General McChrystal carefully formulated new rules of engagement for this mission. Broadly, they prohibit his troops from firing on someone simply because they are behaving suspiciously or even returning fire if to do so would ‘risk harming civilians’. Air attacks have similarly been restricted. During the current attack, however, US marines have been reported flouting McChrystal’s edicts, which, they say, put them under ‘unacceptable’ risk from Taliban snipers.
The allegedly ‘gently, gently’ approach is part of the strategy of “winning hearts and minds”, of course, since the military know full well that, while it is a relatively straightforward military task to take hold of almost any locality, that is a far cry from defeating the Taliban. But in any case the notion that non-combatants can be protected during such a ground offensive, especially one that is supported by numerous helicopters, drones and strike aircraft, is just so much bullshit. Two days after the attack on Marjah started, on Sunday February 14, US rockets killed 13 civilians, including children.
Two rockets had missed their target by about 600 metres, it was first claimed. Later a statement from the US military said it was the right building, but the wrong victims. The allegation is that the Taliban had been firing from it. An old story. After all, given the public relations importance of capturing Marjah, ‘collateral damage’ was not supposed to feature so prominently. Implicitly accepting blame, McChrystal apologised for the deaths and promised an ‘inquiry’. Five more civilian killings occurred the following day, when Nato and Afghan troops called in an air strike against men innocently digging along a path in the Zhari district of Kandahar province.
Afterwards, air chief marshal Sir Jock Stirrup, chief of the UK’s defence staff, told the BBC Radio 4 Today programme that it was “a very serious setback”. In a flash of comprehension, he revealed that despite ISAF’s stated aim of protecting the Afghan population from the Taliban, “You don’t protect them when you kill them.” Very astute.
From the second day of the operation, marine units had tried twice to reach Marjah’s bazaar and failed, being unable to remove Taliban snipers without risking an unacceptable level of ‘collateral damage’ and having to be on their guard for a reported 70,000 IEDs. One such device blew up a 30-tonne vehicle, though some are apparently small (though nonetheless deadly) booby traps.
At the time of writing, a total of 35 Taliban have been killed, according to press agencies. Official sources say two Nato soldiers died in the first few days. Obviously both sides may lose more before too long.

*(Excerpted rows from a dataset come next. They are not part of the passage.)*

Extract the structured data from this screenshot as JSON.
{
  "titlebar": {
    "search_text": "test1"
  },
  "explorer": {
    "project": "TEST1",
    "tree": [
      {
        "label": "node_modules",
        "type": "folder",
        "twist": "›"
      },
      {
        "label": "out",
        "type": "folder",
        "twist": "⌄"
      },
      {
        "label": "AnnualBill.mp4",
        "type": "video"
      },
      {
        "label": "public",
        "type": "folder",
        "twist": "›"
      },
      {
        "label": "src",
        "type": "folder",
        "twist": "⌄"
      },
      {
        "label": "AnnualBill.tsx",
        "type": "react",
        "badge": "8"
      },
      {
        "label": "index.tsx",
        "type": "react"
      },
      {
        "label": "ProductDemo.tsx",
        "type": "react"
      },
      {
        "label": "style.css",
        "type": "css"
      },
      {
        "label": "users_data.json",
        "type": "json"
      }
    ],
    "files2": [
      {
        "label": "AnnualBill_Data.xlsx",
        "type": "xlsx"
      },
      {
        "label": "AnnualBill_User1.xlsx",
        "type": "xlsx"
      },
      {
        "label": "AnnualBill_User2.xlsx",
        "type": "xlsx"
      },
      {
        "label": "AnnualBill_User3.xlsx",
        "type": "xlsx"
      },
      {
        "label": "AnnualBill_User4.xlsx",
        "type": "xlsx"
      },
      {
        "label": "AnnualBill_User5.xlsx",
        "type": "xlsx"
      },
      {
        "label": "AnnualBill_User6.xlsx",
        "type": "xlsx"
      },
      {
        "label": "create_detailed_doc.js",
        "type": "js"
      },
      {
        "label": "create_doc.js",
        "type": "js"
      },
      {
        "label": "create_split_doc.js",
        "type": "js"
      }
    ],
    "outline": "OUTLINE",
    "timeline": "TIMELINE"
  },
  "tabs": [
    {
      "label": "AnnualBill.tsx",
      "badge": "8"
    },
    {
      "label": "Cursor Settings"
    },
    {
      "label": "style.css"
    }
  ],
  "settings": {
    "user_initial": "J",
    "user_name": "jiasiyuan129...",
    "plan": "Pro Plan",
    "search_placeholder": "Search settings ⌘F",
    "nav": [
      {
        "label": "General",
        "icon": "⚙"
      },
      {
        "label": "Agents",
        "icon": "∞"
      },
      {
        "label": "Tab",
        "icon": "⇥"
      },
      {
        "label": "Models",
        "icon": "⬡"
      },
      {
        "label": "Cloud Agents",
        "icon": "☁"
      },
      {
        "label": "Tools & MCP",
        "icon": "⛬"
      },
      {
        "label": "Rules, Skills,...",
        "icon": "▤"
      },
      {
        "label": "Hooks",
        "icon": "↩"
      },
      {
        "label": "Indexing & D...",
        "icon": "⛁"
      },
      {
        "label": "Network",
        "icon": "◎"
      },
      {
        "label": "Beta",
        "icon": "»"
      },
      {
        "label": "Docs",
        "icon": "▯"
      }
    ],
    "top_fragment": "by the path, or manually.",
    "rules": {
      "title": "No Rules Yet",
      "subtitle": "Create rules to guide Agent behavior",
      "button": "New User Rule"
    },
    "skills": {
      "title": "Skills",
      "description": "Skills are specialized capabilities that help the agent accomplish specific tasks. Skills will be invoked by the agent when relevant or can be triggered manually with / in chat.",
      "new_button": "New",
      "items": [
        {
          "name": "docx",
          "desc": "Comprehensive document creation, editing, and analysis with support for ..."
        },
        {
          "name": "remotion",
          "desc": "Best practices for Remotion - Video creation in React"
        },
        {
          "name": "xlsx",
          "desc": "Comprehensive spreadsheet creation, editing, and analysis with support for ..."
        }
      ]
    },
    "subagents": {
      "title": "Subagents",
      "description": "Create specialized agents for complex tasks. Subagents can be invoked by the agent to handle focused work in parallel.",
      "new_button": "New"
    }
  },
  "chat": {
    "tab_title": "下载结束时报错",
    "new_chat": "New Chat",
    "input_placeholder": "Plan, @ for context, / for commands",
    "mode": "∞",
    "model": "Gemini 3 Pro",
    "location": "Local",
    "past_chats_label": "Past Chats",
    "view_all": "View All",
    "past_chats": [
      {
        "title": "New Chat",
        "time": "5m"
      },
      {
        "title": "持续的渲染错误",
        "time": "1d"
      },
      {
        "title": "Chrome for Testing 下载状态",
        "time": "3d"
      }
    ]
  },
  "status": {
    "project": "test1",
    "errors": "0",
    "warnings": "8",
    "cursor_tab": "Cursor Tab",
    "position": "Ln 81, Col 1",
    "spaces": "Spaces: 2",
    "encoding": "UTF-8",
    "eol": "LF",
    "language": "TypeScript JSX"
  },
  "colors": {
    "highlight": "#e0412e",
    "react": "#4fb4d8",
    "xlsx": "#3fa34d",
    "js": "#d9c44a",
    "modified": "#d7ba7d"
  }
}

Writing in the US Veterans Today journal a couple of days into operation Moshtarak, Khalil Nouri castigates it in these terms: “This is theatre, and nothing more, but many of the players and much of the audience will suffer from this ill-fated production. I suspect they knew they were writing a tragedy from the beginning. None of us were fooled.”
He continued: “If ‘success’ is the word labelled for operation Moshtarak when that outcome means agony, death, disfigurement and disablement for life for mostly young men, who were children just a few short years ago, then how can the definition of winning hearts and minds be such heinous atrocities, atrocities tied to Karzai, tied to America and her allies, tied to them and remembered for generations.”1
Indeed, although the propaganda may be more subtle in many respects, the Afghanistan conflict is a rerun of the US experience of Vietnam. A case in point: when US forces are put under a more intense media spotlight, the militarily incompetent indigenous puppets must be seen to be doing some of the fighting.
Putting an extra gloss on the operation, the US authorities have made much of the capture in Pakistan of Afghan Taliban leader mullah Abdul Baradar in a joint operation by the CIA and Pakistan’s Inter-Services Intelligence (ISI). However, not only did the Taliban deny Baradar had been captured: so did the Pakistani authorities, who were back-pedalling in horror from any public suggestion of a joint operation with the CIA. To have accepted that it took place would give Pakistan’s Islamists a potent propaganda weapon.
Pakistan demonstrates how the conflict in Afghanistan is spreading chaos outside its borders. Supporters of the two government coalition parties are killing each other on the streets of Karachi, while in the north-east the army fights the Pakistani Taliban half-heartedly, thanks to a split in the military and the ISI over how to deal with these erstwhile allies. After all, Pakistan’s Islamists proved useful in Kashmir, and the Indian enemy is always at the gate ... or so it seems to important sections of Pakistan’s state machine.
And back in Afghanistan ISAF and its satraps, despite overwhelming superiority in numbers and equipment, are also unable to inflict permanent defeat on the Taliban, who have roots in the local Pushtun population. During the current offensive many Taliban fighters will have crossed into Pakistan, while others will have moved north. Then there will be those who will have concealed their weapons in order to merge with the population until the ISAF troops have left. There are reports of Taliban guns being discarded in ditches.
Few Afghans will be fooled by the claim that foreign forces are acting on behalf of Afghanistan’s ‘legitimate government’. President Karzai has a narrow base of support and relies on cronyism. He was fraudulently elected and his regime’s officials, police and army are thoroughly corrupt. Unsurprisingly, the Kabul regime’s writ does not run over much of the country.
Nonsense about ISAF clearing out terrorism and thereby ending the drugs menace to the world is simply self-delusion. The US now has an official policy of allowing local governors to deal with the poppy trade. In practice that means they receive a slice of the profits and it is business as usual for growers and smugglers alike.
As for terrorism, the world hardly looks to be a safer place as a result of the Nato intervention. The latest adventure in Helmand looks likely to set the Afghan population against the ISAF occupation forces. Not the outcome that was hoped for, but then US generals still do not have anything approaching a coherent strategy. They seem unable to win “hearts and minds” even in their own countries.
Our role is straightforward. Working class partisans in Britain and the US must call for the immediate and unconditional withdrawal of troops from Afghanistan. We want no more Afghans - or, for that matter, British military personnel - to die there in the attempt to secure western imperialist interests.